38mmという数値に対して、今では「大きい」と感じないかもしれません。
ただ、かつては「パシャ38mm」といえば最も大きいパシャであり、パシャにおける最高級を担う存在でした。
パシャ38mmにはステンレスから金無垢モデルまで存在しますが、2000年代前半において最も安かったステンレスモデル(ブレスレットタイプ)でも、その実勢価格は40万円台という価格帯。
その時期、サブマリーナの16610は30万円台後半という新品実勢価格でしたから、パシャ38mmがいかに高級なシリーズだったということが分かります。
そんなパシャ38mmに新作として2001年に登場したのが「N950」というシリーズ。
「950」といえば「K18」に対するプラチナの値として有名な値ですが、この「N950」もプラチナを示しています。

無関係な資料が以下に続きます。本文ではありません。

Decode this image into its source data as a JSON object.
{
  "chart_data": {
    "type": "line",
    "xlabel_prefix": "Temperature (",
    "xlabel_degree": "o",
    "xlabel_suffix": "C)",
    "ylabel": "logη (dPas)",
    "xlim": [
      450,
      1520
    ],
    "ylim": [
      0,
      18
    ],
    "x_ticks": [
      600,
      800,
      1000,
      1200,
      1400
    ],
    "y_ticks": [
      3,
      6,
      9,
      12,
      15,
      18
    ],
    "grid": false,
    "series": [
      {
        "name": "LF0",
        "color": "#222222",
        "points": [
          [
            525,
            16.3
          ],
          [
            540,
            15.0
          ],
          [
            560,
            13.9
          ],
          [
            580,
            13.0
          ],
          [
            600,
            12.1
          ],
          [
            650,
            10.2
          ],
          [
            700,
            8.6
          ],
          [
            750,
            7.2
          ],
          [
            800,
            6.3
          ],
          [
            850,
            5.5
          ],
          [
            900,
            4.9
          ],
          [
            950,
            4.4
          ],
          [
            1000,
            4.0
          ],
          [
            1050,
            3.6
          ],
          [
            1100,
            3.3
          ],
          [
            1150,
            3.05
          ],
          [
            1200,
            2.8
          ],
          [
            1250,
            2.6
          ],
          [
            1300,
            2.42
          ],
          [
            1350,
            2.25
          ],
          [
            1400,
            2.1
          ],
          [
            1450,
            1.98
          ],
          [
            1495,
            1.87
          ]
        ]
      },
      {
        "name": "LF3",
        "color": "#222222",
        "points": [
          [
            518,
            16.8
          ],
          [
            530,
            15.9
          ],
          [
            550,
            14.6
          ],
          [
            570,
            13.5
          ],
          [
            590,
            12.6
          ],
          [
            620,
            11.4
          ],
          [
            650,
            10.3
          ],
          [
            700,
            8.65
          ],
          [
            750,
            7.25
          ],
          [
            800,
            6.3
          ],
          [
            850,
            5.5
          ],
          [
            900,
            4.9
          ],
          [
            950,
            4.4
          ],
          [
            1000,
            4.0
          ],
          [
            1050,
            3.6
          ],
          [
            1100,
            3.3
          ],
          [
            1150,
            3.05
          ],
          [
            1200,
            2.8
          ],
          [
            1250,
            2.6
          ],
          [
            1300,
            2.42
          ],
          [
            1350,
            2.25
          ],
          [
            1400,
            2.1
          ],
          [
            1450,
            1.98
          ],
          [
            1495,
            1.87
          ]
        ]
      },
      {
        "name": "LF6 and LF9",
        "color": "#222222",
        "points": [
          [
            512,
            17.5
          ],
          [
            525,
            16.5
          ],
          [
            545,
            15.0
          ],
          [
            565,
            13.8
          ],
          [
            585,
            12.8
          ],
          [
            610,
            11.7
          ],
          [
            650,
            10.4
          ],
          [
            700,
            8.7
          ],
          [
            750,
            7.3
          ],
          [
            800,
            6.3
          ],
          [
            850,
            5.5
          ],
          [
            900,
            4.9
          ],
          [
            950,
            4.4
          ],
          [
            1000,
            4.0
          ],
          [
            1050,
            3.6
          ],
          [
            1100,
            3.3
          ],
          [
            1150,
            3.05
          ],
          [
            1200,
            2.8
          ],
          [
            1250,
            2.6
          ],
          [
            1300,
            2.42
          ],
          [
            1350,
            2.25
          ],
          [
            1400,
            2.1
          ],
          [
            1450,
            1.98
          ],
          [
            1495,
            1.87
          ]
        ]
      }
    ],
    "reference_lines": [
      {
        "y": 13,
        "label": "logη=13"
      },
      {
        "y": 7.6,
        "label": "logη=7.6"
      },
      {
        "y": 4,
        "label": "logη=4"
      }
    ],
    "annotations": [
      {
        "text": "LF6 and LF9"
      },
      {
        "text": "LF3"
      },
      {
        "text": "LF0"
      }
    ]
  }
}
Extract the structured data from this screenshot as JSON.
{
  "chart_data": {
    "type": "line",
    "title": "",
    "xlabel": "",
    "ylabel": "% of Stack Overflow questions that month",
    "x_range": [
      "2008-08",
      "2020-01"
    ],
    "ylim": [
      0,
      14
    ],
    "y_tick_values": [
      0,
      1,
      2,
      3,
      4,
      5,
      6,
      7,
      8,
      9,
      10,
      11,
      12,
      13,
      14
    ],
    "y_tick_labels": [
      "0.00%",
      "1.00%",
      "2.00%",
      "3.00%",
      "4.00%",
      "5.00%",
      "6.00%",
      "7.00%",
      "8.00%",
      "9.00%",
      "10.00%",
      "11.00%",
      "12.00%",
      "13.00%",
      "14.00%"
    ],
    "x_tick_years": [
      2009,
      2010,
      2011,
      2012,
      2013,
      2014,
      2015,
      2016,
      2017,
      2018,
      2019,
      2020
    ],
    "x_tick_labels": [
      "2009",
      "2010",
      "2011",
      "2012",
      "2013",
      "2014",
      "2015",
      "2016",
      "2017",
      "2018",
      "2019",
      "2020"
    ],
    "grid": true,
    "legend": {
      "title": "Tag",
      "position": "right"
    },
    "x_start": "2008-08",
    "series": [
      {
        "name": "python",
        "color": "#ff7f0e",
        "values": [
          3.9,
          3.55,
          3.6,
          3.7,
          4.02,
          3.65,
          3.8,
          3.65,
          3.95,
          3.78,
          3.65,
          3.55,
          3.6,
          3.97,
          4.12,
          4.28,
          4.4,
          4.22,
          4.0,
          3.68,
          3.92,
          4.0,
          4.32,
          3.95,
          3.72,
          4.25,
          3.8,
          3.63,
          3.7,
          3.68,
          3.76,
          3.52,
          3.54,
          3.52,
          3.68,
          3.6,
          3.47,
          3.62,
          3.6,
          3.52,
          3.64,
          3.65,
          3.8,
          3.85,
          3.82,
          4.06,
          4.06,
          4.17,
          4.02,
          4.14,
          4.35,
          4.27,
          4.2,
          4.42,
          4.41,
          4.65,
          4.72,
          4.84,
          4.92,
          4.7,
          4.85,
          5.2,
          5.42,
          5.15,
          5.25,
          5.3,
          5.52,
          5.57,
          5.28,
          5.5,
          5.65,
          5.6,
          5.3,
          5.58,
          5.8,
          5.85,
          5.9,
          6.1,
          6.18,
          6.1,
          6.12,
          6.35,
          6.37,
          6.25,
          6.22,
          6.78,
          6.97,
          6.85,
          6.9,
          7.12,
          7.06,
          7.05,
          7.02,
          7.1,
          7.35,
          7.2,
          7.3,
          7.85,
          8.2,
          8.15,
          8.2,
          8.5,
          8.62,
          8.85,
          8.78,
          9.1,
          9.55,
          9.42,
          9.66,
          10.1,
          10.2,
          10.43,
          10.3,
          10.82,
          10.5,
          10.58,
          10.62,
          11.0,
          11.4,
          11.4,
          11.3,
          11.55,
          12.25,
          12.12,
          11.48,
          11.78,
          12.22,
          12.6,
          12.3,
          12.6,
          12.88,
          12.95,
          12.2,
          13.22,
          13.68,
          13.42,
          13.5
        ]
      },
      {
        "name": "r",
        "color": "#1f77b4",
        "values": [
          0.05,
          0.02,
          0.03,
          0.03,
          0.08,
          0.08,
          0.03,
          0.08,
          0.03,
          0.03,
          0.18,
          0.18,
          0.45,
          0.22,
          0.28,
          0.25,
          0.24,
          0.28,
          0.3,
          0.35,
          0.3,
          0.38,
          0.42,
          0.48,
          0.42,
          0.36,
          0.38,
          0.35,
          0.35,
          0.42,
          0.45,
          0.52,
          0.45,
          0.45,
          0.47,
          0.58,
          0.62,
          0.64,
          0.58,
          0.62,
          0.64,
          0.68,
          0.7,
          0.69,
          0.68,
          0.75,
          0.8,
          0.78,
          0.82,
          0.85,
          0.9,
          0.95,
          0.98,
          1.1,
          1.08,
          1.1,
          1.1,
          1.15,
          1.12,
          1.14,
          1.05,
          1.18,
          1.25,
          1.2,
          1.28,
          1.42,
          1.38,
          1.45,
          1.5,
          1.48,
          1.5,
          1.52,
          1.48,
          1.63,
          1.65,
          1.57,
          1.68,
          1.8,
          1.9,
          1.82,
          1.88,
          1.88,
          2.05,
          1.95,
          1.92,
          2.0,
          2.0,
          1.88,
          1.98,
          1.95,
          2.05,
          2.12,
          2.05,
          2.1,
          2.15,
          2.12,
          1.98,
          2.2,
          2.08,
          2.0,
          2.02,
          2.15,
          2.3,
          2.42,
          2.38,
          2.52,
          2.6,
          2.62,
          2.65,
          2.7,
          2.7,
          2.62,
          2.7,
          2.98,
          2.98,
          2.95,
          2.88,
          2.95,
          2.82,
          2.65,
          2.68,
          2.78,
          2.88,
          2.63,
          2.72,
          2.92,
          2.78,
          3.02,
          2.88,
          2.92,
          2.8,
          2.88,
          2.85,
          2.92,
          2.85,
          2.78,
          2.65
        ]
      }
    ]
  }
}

ただ、プラチナといっても採用されているのはベゼルの部分であり、ヨットマスターロレジウムに影響された「豪華なステンレスモデル」という存在です。
そんなN950には、プラチナベゼル以外にも特別なポイントが存在するのですが、それは黒文字盤が採用されているという点です。
パシャ38mmの文字盤は基本的には白系がメインで、黒文字盤はN950以外にはほぼ採用がないと思います。
また、N950の黒文字盤ではアラビア数字の部分がアプライド仕様となっていますが、当時のパシャ38mmではアプライド仕様は金無垢モデル以上で、YGコンビでもアプライドではありませんでした。
ですから、N950は文字盤のインデックスに焦点を当てても「特別なモデル」だと感じることができます。
そのせいか、N950はデビュー当初から近年までパシャ38mmの中で「なかなか高い」という価格帯に位置。
N950には、3針グリッド、GMTパワリザ、クロノグラフの3つがあるのですが、いずれもSSブレスレットモデルより10万円近く高いという傾向がありました。
パシャ38mmには革ベルトとブレスレットタイプが両方用意されている傾向がありますが、ブレスレットのほうが価格は高め。N950には革ベルトタイプしか存在しないのですが、革ベルトのN950とブレスレットのSSを比較しても10万円程度の価格差があった状況でした。
しかし、そのように人気の高かったN950という存在は、近年値下がり傾向が続いています。
2016年時点では2009年より約9万円安くなっている状況。
そして、2016年から2年経った2018年の今、さらに約6万円安くなっている様子です。
本記事で参考とした中古腕時計
|
本記事の価格比較
腕時計 | 状態 | 期間 | 2016年5月 の安値(楽天) |
2018年6月 の安値(楽天) |
変動額 | 残価率 |
---|---|---|---|---|---|---|
カルティエ
パシャ38mm W3105155 |
中古 | 2年 1ヶ月 |
¥402,000 | ¥338,000 | -64,000 | 84.08% |
2009年といえば、ロレックスやパテックフィリップなど多くの時計が安かった時代で、中古のロレックスデイトナの16520は80万円台、青サブ16613は30万円台だった時代です。
そのような2009年において、なんとこのN950のクロノグラフは約49万円という中古価格であり、かなり強いモデルだったことが分かります。
そして、安くなった印象の2016年でも依然として40万円台というボトム価格はキープしていたのですが、2018年の今となっては30万円台前半で入手可能となってしまいました。
ちなみに、このN950クロノグラフと見た目がそっくりなクリスマス限定モデルがありますが、ベゼルがSSかつ文字盤が「黒」ではなくダークグレーという差が存在。かつては「安いN950がある」と思っても、よく見るとクリスマス限定モデルだったのですが、今ではN950でも、かつてのクリスマス限定モデル並みの価格帯になっています。
2016年といえば、近年において一時的に値下がりした年という印象もありますが、パシャ38mmのN950は、“安い”という印象の2009年や2016年よりも値下がり状態となっているのです。